Heiner looks dully back and forth between them.
“I’m here with two idiots.” Agneta places both hands on the boy’s cheeks and looks him in the eyes so hard that he can see his reflection. Her breath whistles and rattles in her throat. “Do you understand?” she asks softly. “My heart, my little boy, do you understand? You wait here.”
The pounding in his chest is so loud that he thinks she must be able to hear it. He wants to tell her that she’s not thinking straight, that the pain has clouded her mind. She won’t make it on foot, it will take hours, she’s bleeding too heavily. But his throat is dried out; the words get stuck in it. Helplessly he watches her hobble away, leaning on Heiner. The farmhand is half supporting her, half dragging her. With each step she lets out a groan. For a short time he can still see them. Then he hears the groaning fading away, and then he is alone.
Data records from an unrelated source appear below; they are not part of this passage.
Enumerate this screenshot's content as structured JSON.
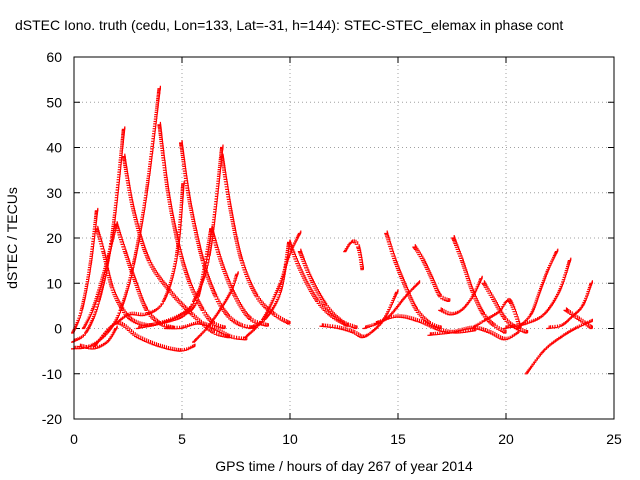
{
  "chart_data": {
    "type": "scatter",
    "title": "dSTEC Iono. truth (cedu, Lon=133, Lat=-31, h=144): STEC-STEC_elemax in phase cont",
    "xlabel": "GPS time / hours of day 267 of year 2014",
    "ylabel": "dSTEC  / TECUs",
    "xlim": [
      0,
      25
    ],
    "ylim": [
      -20,
      60
    ],
    "xticks": [
      "0",
      "5",
      "10",
      "15",
      "20",
      "25"
    ],
    "yticks": [
      "-20",
      "-10",
      "0",
      "10",
      "20",
      "30",
      "40",
      "50",
      "60"
    ],
    "grid": true,
    "marker": "+",
    "color": "#ff0000",
    "series": [
      {
        "x": [
          0.0,
          0.4,
          0.8,
          1.1
        ],
        "y": [
          -1.0,
          4.0,
          14.0,
          26.0
        ]
      },
      {
        "x": [
          1.1,
          1.4,
          1.8,
          2.3,
          2.8,
          3.5,
          4.0
        ],
        "y": [
          22.0,
          17.0,
          9.0,
          4.0,
          1.5,
          0.5,
          1.0
        ]
      },
      {
        "x": [
          0.5,
          0.9,
          1.3,
          1.7,
          2.0
        ],
        "y": [
          0.0,
          4.0,
          10.0,
          17.0,
          23.0
        ]
      },
      {
        "x": [
          2.0,
          2.4,
          2.9,
          3.4,
          4.0,
          4.6
        ],
        "y": [
          23.0,
          17.0,
          10.0,
          4.0,
          1.0,
          0.0
        ]
      },
      {
        "x": [
          0.0,
          0.6,
          1.2,
          1.8,
          2.35
        ],
        "y": [
          -3.0,
          -1.0,
          6.0,
          20.0,
          44.0
        ]
      },
      {
        "x": [
          2.35,
          2.8,
          3.5,
          4.5,
          5.5,
          6.5,
          7.2
        ],
        "y": [
          38.0,
          26.0,
          15.0,
          8.0,
          3.0,
          -1.0,
          -2.0
        ]
      },
      {
        "x": [
          0.0,
          0.8,
          1.6,
          2.2,
          2.8,
          3.4,
          4.0
        ],
        "y": [
          -4.5,
          -4.0,
          -1.0,
          4.0,
          14.0,
          30.0,
          53.0
        ]
      },
      {
        "x": [
          4.0,
          4.4,
          4.9,
          5.4,
          6.0,
          6.5,
          7.0
        ],
        "y": [
          45.0,
          30.0,
          18.0,
          10.0,
          4.0,
          1.0,
          0.0
        ]
      },
      {
        "x": [
          0.3,
          1.0,
          1.6,
          2.0
        ],
        "y": [
          -4.0,
          -4.5,
          -3.0,
          0.0
        ]
      },
      {
        "x": [
          2.0,
          2.6,
          3.4,
          4.2,
          4.8,
          5.1
        ],
        "y": [
          1.0,
          3.0,
          3.0,
          6.0,
          16.0,
          32.0
        ]
      },
      {
        "x": [
          5.0,
          5.4,
          6.0,
          6.6,
          7.2,
          7.8,
          8.4
        ],
        "y": [
          41.0,
          28.0,
          15.0,
          7.0,
          2.5,
          0.5,
          0.0
        ]
      },
      {
        "x": [
          3.0,
          4.0,
          5.0,
          5.6,
          6.3,
          6.9
        ],
        "y": [
          0.0,
          1.0,
          3.0,
          6.0,
          16.0,
          40.0
        ]
      },
      {
        "x": [
          6.9,
          7.3,
          7.8,
          8.5,
          9.3,
          10.0
        ],
        "y": [
          38.0,
          26.0,
          15.0,
          7.0,
          3.0,
          1.0
        ]
      },
      {
        "x": [
          1.0,
          2.0,
          3.0,
          4.0,
          5.0,
          5.6
        ],
        "y": [
          -4.0,
          1.0,
          -2.0,
          -4.0,
          -5.0,
          -4.0
        ]
      },
      {
        "x": [
          5.6,
          6.2,
          6.8,
          7.3,
          7.6
        ],
        "y": [
          -3.0,
          0.0,
          4.0,
          8.0,
          12.0
        ]
      },
      {
        "x": [
          3.5,
          4.5,
          5.2,
          5.8,
          6.4
        ],
        "y": [
          0.5,
          1.5,
          3.0,
          7.0,
          22.0
        ]
      },
      {
        "x": [
          6.4,
          6.9,
          7.5,
          8.2,
          9.0
        ],
        "y": [
          22.0,
          14.0,
          7.0,
          2.0,
          0.5
        ]
      },
      {
        "x": [
          4.3,
          5.0,
          5.8,
          6.5,
          7.3,
          8.0
        ],
        "y": [
          0.0,
          0.0,
          1.0,
          0.0,
          -2.0,
          -2.5
        ]
      },
      {
        "x": [
          8.0,
          8.8,
          9.6,
          10.0,
          10.5
        ],
        "y": [
          -2.0,
          2.0,
          10.0,
          16.0,
          21.0
        ]
      },
      {
        "x": [
          10.5,
          11.0,
          11.7,
          12.4,
          13.1
        ],
        "y": [
          17.0,
          11.0,
          5.0,
          1.5,
          0.0
        ]
      },
      {
        "x": [
          8.2,
          8.9,
          9.6,
          10.0
        ],
        "y": [
          0.0,
          2.0,
          8.0,
          19.0
        ]
      },
      {
        "x": [
          10.0,
          10.6,
          11.3,
          12.0,
          12.7
        ],
        "y": [
          19.0,
          12.0,
          6.0,
          2.5,
          0.5
        ]
      },
      {
        "x": [
          12.6,
          12.9,
          13.2,
          13.4
        ],
        "y": [
          17.0,
          19.0,
          18.0,
          13.0
        ]
      },
      {
        "x": [
          11.5,
          12.3,
          13.0,
          13.4,
          13.8,
          14.4,
          15.0
        ],
        "y": [
          0.5,
          0.0,
          -1.0,
          -2.0,
          -1.0,
          2.0,
          8.0
        ]
      },
      {
        "x": [
          14.5,
          14.9,
          15.4,
          15.9,
          16.5,
          17.0
        ],
        "y": [
          21.0,
          15.0,
          9.0,
          4.0,
          1.0,
          0.0
        ]
      },
      {
        "x": [
          13.5,
          14.5,
          15.4,
          16.0
        ],
        "y": [
          0.0,
          2.0,
          7.0,
          10.0
        ]
      },
      {
        "x": [
          15.8,
          16.2,
          16.6,
          17.0,
          17.4
        ],
        "y": [
          18.0,
          15.0,
          11.0,
          7.0,
          6.0
        ]
      },
      {
        "x": [
          14.0,
          15.0,
          16.0,
          17.0,
          17.8,
          18.6
        ],
        "y": [
          1.0,
          2.5,
          1.5,
          -0.5,
          -1.0,
          -0.5
        ]
      },
      {
        "x": [
          17.6,
          18.0,
          18.5,
          19.0,
          19.5,
          20.0
        ],
        "y": [
          20.0,
          15.0,
          8.0,
          3.0,
          0.5,
          -1.0
        ]
      },
      {
        "x": [
          17.0,
          17.5,
          18.0,
          18.5,
          18.9
        ],
        "y": [
          4.0,
          3.0,
          4.0,
          7.0,
          11.0
        ]
      },
      {
        "x": [
          19.0,
          19.5,
          20.0,
          20.5,
          21.0
        ],
        "y": [
          10.0,
          6.0,
          2.0,
          0.0,
          -1.0
        ]
      },
      {
        "x": [
          18.5,
          19.0,
          19.7,
          20.2,
          20.7
        ],
        "y": [
          0.0,
          1.5,
          3.5,
          6.0,
          0.0
        ]
      },
      {
        "x": [
          16.5,
          17.5,
          18.5,
          19.3,
          20.0,
          20.6
        ],
        "y": [
          -1.5,
          -1.0,
          0.0,
          -1.0,
          -2.5,
          -1.0
        ]
      },
      {
        "x": [
          20.6,
          21.2,
          21.6,
          22.0,
          22.4
        ],
        "y": [
          0.0,
          3.0,
          8.0,
          13.0,
          17.0
        ]
      },
      {
        "x": [
          20.0,
          21.0,
          21.8,
          22.5,
          23.0
        ],
        "y": [
          0.0,
          1.0,
          3.0,
          8.0,
          15.0
        ]
      },
      {
        "x": [
          21.0,
          21.8,
          22.6,
          23.3,
          24.0
        ],
        "y": [
          -10.0,
          -5.0,
          -2.0,
          0.0,
          1.5
        ]
      },
      {
        "x": [
          22.0,
          22.6,
          23.1,
          23.6,
          24.0
        ],
        "y": [
          0.0,
          0.5,
          2.5,
          5.0,
          10.0
        ]
      },
      {
        "x": [
          22.8,
          23.4,
          24.0
        ],
        "y": [
          4.0,
          2.0,
          0.0
        ]
      }
    ]
  }
}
For a while he distracts himself by pulling on the donkey’s ears. Right and left and right, each time the animal makes a sad noise. Why is he so patient, why so good-natured, why doesn’t he bite? He looks him in the right eye. It sits in its socket like a glass ball, dark, watery, and empty. It doesn’t blink, it just twitches a little when he touches it with his finger. He wonders what it’s like to be this donkey. Imprisoned in a donkey soul, a donkey head on your shoulders, with donkey thoughts inside it—what does it feel like?
He holds his breath and listens. The wind: Noises within noises behind other noises, buzzing and rustling, squeaking, moaning and creaking. The whispering of the leaves over the whispering of voices, and again it seems to him as if he would only have to listen for a while, then he could understand. He begins to hum to himself, but his voice sounds foreign to him.
At this moment he notices that the flour sacks are knotted with a rope—a long one, which runs from one sack to the next. With relief he pulls out his knife and sets to work cutting notches into tree trunks.